Now it's Dustin Pedroia.
The Red Sox have faced a lot of adversity this year. Theo Epstein and his minions preached "run prevention" during spring training, but it looked more like "win prevention" when the season started at Fenway in April. The Sox lost nine of their first 14 games. They were swept four straight at Fenway by Tampa Bay. As of May 23, they were a whopping eight and a half games behind the Rays, sitting in fourth place in the American League East.
Injuries gave them plenty of excuses. Jacoby Ellsbury, the flossy young centerfielder who hit .300 and stole 70 bases last year, cracked a bunch of ribs in April and has played in only nine games. Mike Cameron tore a muscle in his abdomen and has one homer and eight RBIs. Daisuke Matsuzaka started the season on the disabled list and Josh Beckett (one victory) went to the DL on May 19. Jeremy Hermida went away after cracking ribs on yet another collision with Adrian Beltre.
While all this was happening, the Sox regained their mojo and started winning games. Since April 20, they own the best record in baseball (42-22). They pulled to within a half game of first place a week ago and are 1 1/2 games out of first after the Yankees' comeback win on Sunday.
The Sox are certainly happy to be back in Boston after an eventful 3-3 trip through Denver and San Francisco. Jonathan Papelbon blew a couple of saves in Denver, but the toughest loss came last Friday night in San Francisco when Pedroia broke a bone in his left foot.
Adding injuries to insult, Clay Buchholz hyperextended his knee running the bases and came out of a start in the second inning (Saturday), and catcher Victor Martinez broke a bone in his left thumb and had to be replaced Sunday afternoon.
The Sox aren't sure how long they'll be without Victor. Manager Terry Francona said Martinez might not even go on the disabled list.
The loss of Pedroia is the one that will linger, the one that stings. The Sox have been able to withstand a lot of hurt and hardship this season, but losing Pedroia strips them of their heart and soul.
On the nights of June 24 and June 25, Pedroia experienced the ecstasy and the agony. Last Thursday night at Coors Field, he hit three homers, went 5-for-5 and walked in a 13-11, extra-inning win over the Rockies. Twenty four hours later, at AT&T Park in San Francisco, he was in the dirt in the batter's box after drilling a Jonathan Sanchez 3-1 pitch off his left instep.
Francona ran out to speak with Pedroia after he crashed in the batter's box, and it was decided he could stay in the game. He walked on the next pitch and could barely stagger down the line to first base. Pedroia was finally lifted and the next day learned that he had a broken bone in his left foot.

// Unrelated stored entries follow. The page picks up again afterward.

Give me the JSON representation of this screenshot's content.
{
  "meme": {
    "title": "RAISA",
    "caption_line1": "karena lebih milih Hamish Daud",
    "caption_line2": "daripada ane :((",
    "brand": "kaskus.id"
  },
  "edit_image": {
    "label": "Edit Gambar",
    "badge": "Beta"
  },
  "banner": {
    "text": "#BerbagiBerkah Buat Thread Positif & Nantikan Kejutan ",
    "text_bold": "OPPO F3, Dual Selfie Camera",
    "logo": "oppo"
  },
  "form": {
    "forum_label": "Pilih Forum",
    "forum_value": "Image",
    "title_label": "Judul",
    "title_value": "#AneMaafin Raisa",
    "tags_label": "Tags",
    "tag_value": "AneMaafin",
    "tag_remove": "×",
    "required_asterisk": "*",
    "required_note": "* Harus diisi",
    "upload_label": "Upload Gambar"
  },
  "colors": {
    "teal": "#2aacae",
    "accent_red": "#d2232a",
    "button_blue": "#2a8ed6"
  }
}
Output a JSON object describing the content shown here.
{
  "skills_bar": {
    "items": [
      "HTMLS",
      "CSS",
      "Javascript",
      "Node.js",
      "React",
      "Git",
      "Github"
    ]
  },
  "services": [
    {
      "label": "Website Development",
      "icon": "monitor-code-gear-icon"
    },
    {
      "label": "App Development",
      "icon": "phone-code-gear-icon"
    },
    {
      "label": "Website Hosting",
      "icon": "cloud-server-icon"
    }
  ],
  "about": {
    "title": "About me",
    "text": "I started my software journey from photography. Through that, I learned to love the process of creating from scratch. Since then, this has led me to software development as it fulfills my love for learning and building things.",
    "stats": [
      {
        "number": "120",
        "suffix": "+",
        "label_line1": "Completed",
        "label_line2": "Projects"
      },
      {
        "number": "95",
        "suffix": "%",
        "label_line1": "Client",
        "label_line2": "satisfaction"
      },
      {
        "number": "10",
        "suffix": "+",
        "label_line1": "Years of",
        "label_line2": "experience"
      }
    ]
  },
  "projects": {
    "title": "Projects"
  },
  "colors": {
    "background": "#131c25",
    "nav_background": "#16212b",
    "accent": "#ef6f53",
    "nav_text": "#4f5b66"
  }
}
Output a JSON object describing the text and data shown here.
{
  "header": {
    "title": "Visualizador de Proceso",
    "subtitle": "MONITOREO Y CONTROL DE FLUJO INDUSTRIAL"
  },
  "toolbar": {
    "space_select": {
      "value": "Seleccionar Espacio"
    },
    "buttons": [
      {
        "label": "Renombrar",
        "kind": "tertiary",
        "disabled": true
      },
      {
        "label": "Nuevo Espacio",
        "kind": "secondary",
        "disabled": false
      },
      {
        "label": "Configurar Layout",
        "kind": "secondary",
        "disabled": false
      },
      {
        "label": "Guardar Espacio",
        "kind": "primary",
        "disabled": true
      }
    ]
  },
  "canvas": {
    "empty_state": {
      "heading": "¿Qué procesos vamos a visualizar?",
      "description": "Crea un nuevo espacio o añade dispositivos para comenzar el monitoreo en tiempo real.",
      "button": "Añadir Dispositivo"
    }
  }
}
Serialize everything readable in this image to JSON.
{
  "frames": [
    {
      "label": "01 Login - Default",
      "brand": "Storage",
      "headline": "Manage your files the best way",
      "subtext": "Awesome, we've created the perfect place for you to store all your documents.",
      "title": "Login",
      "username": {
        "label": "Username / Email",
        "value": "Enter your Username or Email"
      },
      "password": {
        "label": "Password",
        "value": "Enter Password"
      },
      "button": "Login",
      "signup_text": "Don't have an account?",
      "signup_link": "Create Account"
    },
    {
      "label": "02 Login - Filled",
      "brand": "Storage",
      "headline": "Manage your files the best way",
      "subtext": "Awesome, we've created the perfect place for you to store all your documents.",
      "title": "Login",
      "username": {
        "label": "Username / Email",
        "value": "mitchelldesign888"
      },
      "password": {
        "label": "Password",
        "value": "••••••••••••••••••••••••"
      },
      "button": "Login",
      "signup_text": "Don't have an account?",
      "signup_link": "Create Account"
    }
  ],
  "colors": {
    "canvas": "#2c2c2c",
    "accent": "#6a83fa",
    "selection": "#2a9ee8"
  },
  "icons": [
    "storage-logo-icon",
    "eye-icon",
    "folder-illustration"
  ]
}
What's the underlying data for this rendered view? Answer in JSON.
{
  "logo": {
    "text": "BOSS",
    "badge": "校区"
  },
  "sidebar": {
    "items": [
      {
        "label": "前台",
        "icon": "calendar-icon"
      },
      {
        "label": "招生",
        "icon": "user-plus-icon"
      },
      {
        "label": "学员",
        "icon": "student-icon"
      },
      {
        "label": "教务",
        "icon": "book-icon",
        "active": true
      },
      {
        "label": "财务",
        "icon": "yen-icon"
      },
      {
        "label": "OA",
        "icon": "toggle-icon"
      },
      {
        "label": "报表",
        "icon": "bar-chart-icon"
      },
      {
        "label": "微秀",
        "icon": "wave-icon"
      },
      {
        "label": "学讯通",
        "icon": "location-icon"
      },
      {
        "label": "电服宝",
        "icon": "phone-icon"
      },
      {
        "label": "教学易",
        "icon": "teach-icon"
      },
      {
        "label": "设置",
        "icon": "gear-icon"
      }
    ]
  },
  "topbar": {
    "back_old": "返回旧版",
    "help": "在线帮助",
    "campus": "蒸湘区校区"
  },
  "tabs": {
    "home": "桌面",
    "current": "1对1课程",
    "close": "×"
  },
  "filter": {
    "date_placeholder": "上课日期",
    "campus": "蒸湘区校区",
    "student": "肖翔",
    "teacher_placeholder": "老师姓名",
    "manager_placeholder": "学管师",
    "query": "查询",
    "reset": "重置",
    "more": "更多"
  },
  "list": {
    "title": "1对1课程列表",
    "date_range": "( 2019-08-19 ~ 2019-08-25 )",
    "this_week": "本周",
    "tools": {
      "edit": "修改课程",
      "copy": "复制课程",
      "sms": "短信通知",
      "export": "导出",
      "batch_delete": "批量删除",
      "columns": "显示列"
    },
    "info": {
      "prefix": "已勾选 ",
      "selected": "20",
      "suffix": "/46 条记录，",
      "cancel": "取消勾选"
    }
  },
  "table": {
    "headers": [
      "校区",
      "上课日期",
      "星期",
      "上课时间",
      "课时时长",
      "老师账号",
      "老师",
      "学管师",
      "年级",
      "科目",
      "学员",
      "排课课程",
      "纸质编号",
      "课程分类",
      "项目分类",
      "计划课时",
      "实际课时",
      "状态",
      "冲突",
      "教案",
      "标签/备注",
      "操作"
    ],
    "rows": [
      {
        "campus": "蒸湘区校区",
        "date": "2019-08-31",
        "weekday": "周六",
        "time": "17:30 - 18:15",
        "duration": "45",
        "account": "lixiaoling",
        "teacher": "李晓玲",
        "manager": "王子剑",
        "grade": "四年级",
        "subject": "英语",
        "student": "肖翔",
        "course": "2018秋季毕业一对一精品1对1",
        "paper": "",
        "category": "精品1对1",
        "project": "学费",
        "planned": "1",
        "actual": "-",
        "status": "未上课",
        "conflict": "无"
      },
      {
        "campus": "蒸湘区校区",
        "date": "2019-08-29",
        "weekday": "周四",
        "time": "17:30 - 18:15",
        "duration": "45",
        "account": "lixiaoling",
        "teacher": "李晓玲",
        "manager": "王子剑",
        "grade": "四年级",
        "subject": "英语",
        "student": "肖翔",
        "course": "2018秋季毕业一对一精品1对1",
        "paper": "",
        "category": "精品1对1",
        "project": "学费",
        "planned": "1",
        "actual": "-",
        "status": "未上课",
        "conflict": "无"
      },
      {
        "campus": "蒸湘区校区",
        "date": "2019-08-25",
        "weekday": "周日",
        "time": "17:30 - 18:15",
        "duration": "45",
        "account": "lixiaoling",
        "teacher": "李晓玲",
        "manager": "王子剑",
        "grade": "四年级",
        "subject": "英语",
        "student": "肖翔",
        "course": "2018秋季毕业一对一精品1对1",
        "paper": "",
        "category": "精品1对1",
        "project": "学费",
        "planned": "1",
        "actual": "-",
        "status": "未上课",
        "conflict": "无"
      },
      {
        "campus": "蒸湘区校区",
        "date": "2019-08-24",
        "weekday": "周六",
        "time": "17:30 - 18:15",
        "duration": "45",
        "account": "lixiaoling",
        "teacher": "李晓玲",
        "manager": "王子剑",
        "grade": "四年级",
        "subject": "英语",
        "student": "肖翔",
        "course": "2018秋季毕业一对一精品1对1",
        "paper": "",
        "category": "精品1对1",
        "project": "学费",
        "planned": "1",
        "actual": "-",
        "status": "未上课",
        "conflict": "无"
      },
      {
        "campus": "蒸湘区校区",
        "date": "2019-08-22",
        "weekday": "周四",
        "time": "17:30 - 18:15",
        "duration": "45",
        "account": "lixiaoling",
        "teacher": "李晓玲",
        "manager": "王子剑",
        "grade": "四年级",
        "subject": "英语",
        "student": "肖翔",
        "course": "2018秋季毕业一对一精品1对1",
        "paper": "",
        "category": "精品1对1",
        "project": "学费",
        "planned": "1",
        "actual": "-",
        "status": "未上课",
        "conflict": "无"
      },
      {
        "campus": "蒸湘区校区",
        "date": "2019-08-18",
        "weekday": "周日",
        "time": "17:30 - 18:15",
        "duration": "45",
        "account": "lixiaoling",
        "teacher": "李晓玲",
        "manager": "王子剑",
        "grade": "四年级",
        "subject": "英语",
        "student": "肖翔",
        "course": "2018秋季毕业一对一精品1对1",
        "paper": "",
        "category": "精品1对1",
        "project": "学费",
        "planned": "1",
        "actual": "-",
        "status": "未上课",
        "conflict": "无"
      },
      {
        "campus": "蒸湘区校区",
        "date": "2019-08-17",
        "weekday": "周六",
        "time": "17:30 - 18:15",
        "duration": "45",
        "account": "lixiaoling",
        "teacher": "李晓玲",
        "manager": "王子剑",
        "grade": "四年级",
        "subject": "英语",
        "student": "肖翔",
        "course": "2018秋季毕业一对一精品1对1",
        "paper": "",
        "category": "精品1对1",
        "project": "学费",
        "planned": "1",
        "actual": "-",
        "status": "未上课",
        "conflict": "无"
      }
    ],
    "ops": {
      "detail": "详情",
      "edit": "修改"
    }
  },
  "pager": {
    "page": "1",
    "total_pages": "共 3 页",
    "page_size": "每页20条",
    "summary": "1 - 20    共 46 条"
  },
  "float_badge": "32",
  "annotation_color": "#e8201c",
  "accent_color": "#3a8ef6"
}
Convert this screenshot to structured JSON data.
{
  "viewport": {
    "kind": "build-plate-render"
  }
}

This is going to be a tough one for the Red Sox to withstand. They managed to win three of six games on the trip and return to Fenway on Tuesday against the Rays with the fourth-best record in baseball, but they play in the American League East, which has three of the top teams in baseball. Only two can make the playoffs.
The Sox have made the postseason in six of the last seven seasons. Theo last winter hinted that 2010 might be a "bridge year" in which they were less competitive while Double A matured in the Sox farm system, but spoiled Boston fans rejected the notion. Any year in which the Sox don't make the playoffs is now considered a failure. And it's not going to be easy in 2010, especially without Pedroia for the middle of the summer.
"I'm disappointed, but there's nothing we can do,'' said Francona. "The level of my disappointment's not going to make him heal quicker. I felt bad for him. He comes in today and he's already wanting to know who's going to play second. I've never seen a kid care more about a team. ... He's so upset because he knows he helps us win. So we'll find a way to win.''
Bill Hall looks like the regular second baseman for a while. The Sox also made a trade for former A's infielder/outfielder Eric Patterson. But it's going to be hard to replace Pedroia, a former American League MVP (2008) who was hitting .292 with 24 doubles, 12 homers, 41 RBIs, eight stolen bases and a .370 on-base percentage in 73 games. He was batting third in the lineup at the time of his injury.
"We really have a lot of players so we'll be fine,'' said Pedroia. "We'll always find ways to win. We've had guys hurt all year, and we've still been able to win games. I don't see why we still can't do that. Everyone is going to have to step up and find a way to win ball games.''
Trying to turn the negative into a positive, Francona said, "We've played with so much better personality in the last one and a half. It's a good feeling. This team is forming it's own personality which is great.''
Tough to do when the little guy with the big personality is on crutches.